Logo Polskiego Radia
IAR
Michał Chodurski 05.08.2014

Gaza: po wielu dniach ludzie mogą swobodnie wychodzić na ulice

Palestyńczycy robią zakupy, sprzątają domy, a ci, których domy zbombardowano, wracają na gruzowiska, aby szukać tam swoich bliskich lub osobistych rzeczy.
Ulice Gazy ożyły po wprowadzeniu rozejmuUlice Gazy ożyły po wprowadzeniu rozejmuWojciech Cegielski Polskie Radio

Jak relacjonuje z Gazy specjalny wysłannik Polskiego Radia Wojciech Cegielski, ulice w Gazie znów są głośne i zatłoczone. Już rano, gdy zaczęło obowiązywać zawieszenie broni Palestyńczycy szturmowali stacje benzynowe, banki i sklepy.

Mieszkańcy Gazy odetchnęli z ulgą, ale z drugiej strony obawiają się, czy w piątek, po zakończeniu rozejmu, znów nie nastąpią izraelskie naloty. Dlatego kto może, robi zapasy. - To naprawdę dobry czas. Trzeba go wykorzystać. Możemy przynajmniej zrobić zakupy. Wszyscy kupują na potęgę. Nie wiemy, co stanie się po zakończeniu tego rozejmu - mówi Polskiemu Radiu Ahmed z miasta Gaza.
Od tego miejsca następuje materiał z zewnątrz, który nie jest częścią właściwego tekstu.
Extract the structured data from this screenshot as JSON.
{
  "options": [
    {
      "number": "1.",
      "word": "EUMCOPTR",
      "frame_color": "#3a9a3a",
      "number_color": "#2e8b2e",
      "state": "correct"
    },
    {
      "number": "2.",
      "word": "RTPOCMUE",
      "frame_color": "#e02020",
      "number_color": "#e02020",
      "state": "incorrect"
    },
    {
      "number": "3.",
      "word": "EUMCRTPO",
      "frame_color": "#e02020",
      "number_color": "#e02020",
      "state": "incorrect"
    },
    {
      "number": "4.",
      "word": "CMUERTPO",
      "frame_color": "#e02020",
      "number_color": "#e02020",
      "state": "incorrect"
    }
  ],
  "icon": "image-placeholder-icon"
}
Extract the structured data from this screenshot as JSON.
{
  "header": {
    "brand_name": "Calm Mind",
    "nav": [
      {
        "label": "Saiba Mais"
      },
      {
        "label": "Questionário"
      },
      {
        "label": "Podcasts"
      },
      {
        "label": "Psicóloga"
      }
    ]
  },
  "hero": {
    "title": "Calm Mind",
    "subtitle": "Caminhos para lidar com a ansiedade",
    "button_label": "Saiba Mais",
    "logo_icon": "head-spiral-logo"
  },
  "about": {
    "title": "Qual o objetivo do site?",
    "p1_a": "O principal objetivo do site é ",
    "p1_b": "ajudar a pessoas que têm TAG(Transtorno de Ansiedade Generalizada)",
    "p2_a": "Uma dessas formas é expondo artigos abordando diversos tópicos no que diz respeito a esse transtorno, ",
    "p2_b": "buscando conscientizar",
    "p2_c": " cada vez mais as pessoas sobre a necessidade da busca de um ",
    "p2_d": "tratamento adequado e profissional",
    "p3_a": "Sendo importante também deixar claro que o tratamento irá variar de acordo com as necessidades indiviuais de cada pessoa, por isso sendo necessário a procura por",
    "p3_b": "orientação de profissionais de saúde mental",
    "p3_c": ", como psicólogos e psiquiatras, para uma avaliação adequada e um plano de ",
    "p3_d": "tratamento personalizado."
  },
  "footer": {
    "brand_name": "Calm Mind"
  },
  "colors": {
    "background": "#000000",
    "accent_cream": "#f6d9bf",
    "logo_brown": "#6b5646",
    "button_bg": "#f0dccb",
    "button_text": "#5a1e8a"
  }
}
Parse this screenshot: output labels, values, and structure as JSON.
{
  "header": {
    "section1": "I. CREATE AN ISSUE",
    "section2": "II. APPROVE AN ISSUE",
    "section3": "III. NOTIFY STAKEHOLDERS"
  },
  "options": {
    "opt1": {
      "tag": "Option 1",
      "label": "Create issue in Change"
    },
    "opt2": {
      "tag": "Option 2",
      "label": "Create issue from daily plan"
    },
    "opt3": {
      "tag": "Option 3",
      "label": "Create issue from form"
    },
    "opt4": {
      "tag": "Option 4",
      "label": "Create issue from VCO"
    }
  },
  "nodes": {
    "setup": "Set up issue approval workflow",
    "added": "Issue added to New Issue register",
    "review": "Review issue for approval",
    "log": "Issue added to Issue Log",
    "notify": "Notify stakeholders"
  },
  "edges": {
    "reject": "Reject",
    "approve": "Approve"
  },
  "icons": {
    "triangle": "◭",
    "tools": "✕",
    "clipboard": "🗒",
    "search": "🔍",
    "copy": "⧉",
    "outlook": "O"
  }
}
Rano w morze wypłynęli też rybacy, a z nadbrzeża widać było kilkanaście łódek, które zarzucały sieci w poszukiwaniu ryb. Po mieście Gaza jeżdżą też ekipy techniczne, które próbują naprawić zniszczone linie energetyczne. Władze Strefy Gazy zaapelowały do mieszkańców, którzy posiadają ciężki sprzęt lub przynajmniej łopaty, aby pomogli w przegrzebywaniu gruzowisk, w poszukiwaniu kolejnych ciał zabitych.

W najbardziej zniszczonych miejscach takich jak Szedżaija czy Khouza także pojawili się ludzie. Całe rodziny krążą po gruzowiskach i przeszukują ruiny swoich domów. Starają się uratować tyle dobytku, ile się tylko da.

Wojna w Gazie - tu czytaj więcej>>>

Jak dotąd, nie ma informacji, aby rozejm został złamany. Egipt, który prowadzi negocjacje w sprawie zakończenia wojny, ma nadzieję, że jeszcze przed piątkowym zakończeniem rozejmu uda się posadzić przy stole rozmów przedstawicieli Izraela i Hamasu. Chodzi o to, by wynegocjować porozumienie, które zakończyłoby trwającą od 29 dni wojnę.

To kolejny rozejm>>>

Zarzuty wobec Izraela

Tymczasem szef dyplomacji Autonomii Palestyńskiej zarzuca Izraelowi zbrodnie wojenne. Po spotkaniu w Hadze z przedstawicielami Międzynarodowego Trybunału Karnego, Riad al-Maliki mówił, że dowody w sprawie izraelskich zbrodni w Strefie Gazy są ewidentne.

Maliki zapowiedział, że jego rząd czyni starania by Autonomia objęta została jurysdykcją trybunału. To pozwoliłoby na zajęcie się przez sędziów trybunału zarzutami wobec Izraela.

Co dalej z Gazą?

Żadna ze stron konfliktu nie może czuć się zwycięzcą wojny. W czasie kilkukrotnie przerywanych i wznawianych negocjacji Hamas żądał zniesienia izraelskiej blokady Gazy, która sprawia, że Palestyńczycy nie mogą swobodnie wyjechać stamtąd, a import towarów jest znacząco ograniczony. Izrael nie zamierza jednak znieść blokady. To oznacza, że Hamas nie osiągnie swoich celów, a życie Palestyńczyków w Gazie nie zmieni się na lepsze.

Choć Izrael mocno osłabił militarnie Hamas i sprawił, że islamiści nie są już tak wielkim zagrożeniem jak do tej pory, to jednak wciąż nie znaleziono odpowiedzi na pytanie, co zrobić, żeby obecna wojna nie powtórzyła się za kilka lat, tak jak to było do tej pory. Część izraelskich polityków sugeruje oddanie Gazy pod kontrolę ONZ, inni wprowadzenie władzy rządu z Zachodniego Brzegu. Żadne z tych rozwiązań nie jest jednak łatwe.